Ainsi, la fixation du montant de la pension alimentaire tient compte :
* des ressources respectives des parents en prenant en considération les charges incompressibles telles que les loyers et remboursements d'emprunts,...
* et des besoins des enfants (nourriture, logement, scolarité, loisirs, etc.), ces besoins étant à apprécier en fonction du niveau de vie des parents.
S'il n'existe aucun barème des pensions alimentaires, il est néanmoins possible de se référer aux montants généralement fixés par les juges aux affaires familiales. L'on constate que le montant de la pension alimentaire versée par l'un des parents n'excède pas 10% du revenu net sauf cas exceptionnel (par exemple en raison de frais liés à la santé de l'enfant).
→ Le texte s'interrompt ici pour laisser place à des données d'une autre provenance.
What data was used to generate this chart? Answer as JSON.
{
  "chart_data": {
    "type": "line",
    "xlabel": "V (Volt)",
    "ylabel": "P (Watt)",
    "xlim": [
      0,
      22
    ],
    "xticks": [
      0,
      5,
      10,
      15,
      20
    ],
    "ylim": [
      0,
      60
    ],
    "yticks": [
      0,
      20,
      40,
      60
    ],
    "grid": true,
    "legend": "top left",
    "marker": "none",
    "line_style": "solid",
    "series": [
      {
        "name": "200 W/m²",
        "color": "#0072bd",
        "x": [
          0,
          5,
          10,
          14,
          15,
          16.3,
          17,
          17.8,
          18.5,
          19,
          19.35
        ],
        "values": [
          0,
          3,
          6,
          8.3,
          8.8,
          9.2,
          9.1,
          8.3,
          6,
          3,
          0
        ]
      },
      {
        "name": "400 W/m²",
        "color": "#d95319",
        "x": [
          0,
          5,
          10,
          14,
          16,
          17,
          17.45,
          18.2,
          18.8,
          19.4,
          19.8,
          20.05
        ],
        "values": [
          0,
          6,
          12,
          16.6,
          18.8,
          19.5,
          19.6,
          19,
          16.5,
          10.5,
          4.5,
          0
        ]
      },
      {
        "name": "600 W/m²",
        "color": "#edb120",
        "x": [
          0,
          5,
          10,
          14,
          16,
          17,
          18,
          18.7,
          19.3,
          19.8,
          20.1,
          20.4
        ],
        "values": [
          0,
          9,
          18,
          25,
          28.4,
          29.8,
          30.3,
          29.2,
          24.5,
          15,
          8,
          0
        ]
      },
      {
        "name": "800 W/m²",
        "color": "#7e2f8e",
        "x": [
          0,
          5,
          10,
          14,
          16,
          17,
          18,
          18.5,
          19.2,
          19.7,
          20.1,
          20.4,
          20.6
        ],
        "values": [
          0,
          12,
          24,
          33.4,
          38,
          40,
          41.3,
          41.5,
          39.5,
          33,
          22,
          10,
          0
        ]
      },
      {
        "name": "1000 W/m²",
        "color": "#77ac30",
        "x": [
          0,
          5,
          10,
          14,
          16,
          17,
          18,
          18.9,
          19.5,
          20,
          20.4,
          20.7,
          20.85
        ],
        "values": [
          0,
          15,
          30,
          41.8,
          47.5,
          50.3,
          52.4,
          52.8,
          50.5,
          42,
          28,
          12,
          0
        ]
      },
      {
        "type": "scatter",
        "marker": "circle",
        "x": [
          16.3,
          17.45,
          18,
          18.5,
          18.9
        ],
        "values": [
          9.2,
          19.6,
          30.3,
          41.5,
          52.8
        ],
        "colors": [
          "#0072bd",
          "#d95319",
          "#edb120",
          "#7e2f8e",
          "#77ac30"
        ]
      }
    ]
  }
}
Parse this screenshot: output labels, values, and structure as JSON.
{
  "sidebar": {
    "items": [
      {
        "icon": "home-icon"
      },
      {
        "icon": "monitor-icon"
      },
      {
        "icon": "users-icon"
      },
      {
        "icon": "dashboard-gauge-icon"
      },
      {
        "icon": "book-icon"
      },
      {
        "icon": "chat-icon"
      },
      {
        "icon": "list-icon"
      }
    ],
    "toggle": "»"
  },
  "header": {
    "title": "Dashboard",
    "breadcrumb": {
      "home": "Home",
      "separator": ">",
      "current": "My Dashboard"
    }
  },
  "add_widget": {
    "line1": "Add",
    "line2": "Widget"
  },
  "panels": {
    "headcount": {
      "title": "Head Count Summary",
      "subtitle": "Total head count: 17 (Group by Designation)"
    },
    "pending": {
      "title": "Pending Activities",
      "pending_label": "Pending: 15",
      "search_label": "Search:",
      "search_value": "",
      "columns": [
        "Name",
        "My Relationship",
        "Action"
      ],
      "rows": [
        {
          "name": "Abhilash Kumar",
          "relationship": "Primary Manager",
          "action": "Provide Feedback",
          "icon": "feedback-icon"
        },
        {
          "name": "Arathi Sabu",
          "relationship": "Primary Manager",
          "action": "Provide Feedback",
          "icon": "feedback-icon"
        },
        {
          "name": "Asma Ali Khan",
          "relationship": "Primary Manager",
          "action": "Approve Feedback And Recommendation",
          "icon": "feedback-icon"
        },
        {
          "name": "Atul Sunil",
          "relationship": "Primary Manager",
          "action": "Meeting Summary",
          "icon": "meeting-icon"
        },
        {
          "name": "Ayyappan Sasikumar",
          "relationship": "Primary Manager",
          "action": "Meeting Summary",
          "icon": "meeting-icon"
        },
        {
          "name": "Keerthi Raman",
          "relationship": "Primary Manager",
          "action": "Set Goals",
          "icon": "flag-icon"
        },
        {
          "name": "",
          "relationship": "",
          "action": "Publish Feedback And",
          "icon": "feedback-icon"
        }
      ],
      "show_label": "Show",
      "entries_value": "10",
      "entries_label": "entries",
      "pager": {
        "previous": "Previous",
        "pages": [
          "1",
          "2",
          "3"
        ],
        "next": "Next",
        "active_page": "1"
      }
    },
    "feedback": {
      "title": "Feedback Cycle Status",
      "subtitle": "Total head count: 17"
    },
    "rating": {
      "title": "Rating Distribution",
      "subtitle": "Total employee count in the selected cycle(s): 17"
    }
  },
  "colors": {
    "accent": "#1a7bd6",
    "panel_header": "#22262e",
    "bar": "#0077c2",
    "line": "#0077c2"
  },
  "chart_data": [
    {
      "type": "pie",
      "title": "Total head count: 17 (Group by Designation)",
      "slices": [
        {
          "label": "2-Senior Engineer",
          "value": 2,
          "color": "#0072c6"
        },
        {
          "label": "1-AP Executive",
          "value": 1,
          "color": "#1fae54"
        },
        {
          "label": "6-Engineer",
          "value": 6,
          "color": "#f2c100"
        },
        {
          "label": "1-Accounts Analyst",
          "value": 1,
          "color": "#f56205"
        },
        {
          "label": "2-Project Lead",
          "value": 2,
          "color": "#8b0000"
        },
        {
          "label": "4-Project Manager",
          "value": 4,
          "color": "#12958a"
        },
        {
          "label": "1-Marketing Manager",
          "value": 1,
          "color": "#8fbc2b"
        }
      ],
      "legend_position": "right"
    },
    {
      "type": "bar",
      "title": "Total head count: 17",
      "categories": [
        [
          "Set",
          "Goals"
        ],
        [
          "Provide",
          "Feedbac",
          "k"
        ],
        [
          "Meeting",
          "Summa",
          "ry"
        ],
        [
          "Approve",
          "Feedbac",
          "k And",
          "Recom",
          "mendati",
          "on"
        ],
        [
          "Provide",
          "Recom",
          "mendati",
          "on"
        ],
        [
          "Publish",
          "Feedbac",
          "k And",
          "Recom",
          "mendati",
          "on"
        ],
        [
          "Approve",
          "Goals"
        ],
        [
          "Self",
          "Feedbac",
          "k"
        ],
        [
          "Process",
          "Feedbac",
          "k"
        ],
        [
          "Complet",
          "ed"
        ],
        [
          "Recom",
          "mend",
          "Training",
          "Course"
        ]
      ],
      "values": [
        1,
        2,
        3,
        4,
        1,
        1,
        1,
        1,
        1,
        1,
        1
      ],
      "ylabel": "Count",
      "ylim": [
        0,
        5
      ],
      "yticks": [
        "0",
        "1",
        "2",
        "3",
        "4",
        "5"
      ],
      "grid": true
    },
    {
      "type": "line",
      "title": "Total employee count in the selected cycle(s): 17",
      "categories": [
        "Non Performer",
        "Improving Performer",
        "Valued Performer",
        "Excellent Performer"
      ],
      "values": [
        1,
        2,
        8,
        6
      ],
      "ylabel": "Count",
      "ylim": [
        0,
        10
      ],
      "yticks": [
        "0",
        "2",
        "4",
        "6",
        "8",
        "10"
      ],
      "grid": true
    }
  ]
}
Exemples jurisprudentiels :
CA Douai, 3 juillet 2008, n° 07/05233 : un père (revenus mensuels = 2.600 euros nets) et une mère sans activité professionnelle (allocations mensuelles = 739 euros) : pension alimentaire fixée à 250 euros par mois pour un enfant ;
CA Paris, 28 mai 2008, n°07/07407 : un père médecin (revenus mensuels = 2.200 euros nets + les juges ont tenu compte du fait que le père résidait en Belgique et que les impôts étant prélevés à la source, son revenu était également net d'impôt contrairement à son épouse) et une mère médecin (revenus mensuels = 2.200 euros nets) : pension alimentaire fixée à 300 euros par mois pour un enfant ;
CA Toulouse, 19 février 2008, n°07/00430 : un père responsable de rayon (revenus mensuels = 3.295 euros bruts) et une mère serveuse (revenus mensuels = 786,50 euros bruts) : pension alimentaire fixée à 150 euros pour chacun des deux enfants ;
CA Douai, 13 novembre 2008, n°08/04631 : un père profession libérale (revenus mensuels = 7.669 euros nets + les juges ont tenu compte du refus du père de justifier sa situation financière récente) et une mère retraitée (revenus mensuels = 856 euros nets) : pension alimentaire fixée à 1.350 euros par mois pour les trois enfants ;
CA Lyon, 15 janvier 2009, jurisdata n°2009-376634 : un père notaire (revenus annuels = 206.211 euros) et une mère secrétaire (revenus mensuels = 750 euros nets) : pension alimentaire fixée à 1.050 euros par mois pour les deux enfants.
Deux points à retenir :
- si vous devez vous acquitter d'une pension alimentaire en application d'un jugement prononcé par le Juge aux Affaires Familiales, et si votre niveau de vie a baissé du fait notamment d'un changement d'emploi, ne prenez pas l'initiative de réduire le montant de la pension alimentaire (quand bien même un semblant d'accord aurait été conclu avec le père ou la mère de vos enfants) : vous devez IMPERATIVEMENT saisir à nouveau le Juge aux Affaires Familiales afin de solliciter une révision du montant de la pension alimentaire.
- si vous refusez de payer la pension alimentaire (fixée ou homologuée par le Juge aux Affaires Familiales) pendant plus de deux mois, attention au délit d'abandon de famille (article 227-3 du Code pénal) : vous serez convoqué devant la juridiction pénale et vous encourez une peine correctionnelle ! si votre casier judiciaire est vierge, la peine d'emprisonnement est généralement assortie d'un sursis, voire d'une sursis avec mise à l'épreuve. Prenez garde !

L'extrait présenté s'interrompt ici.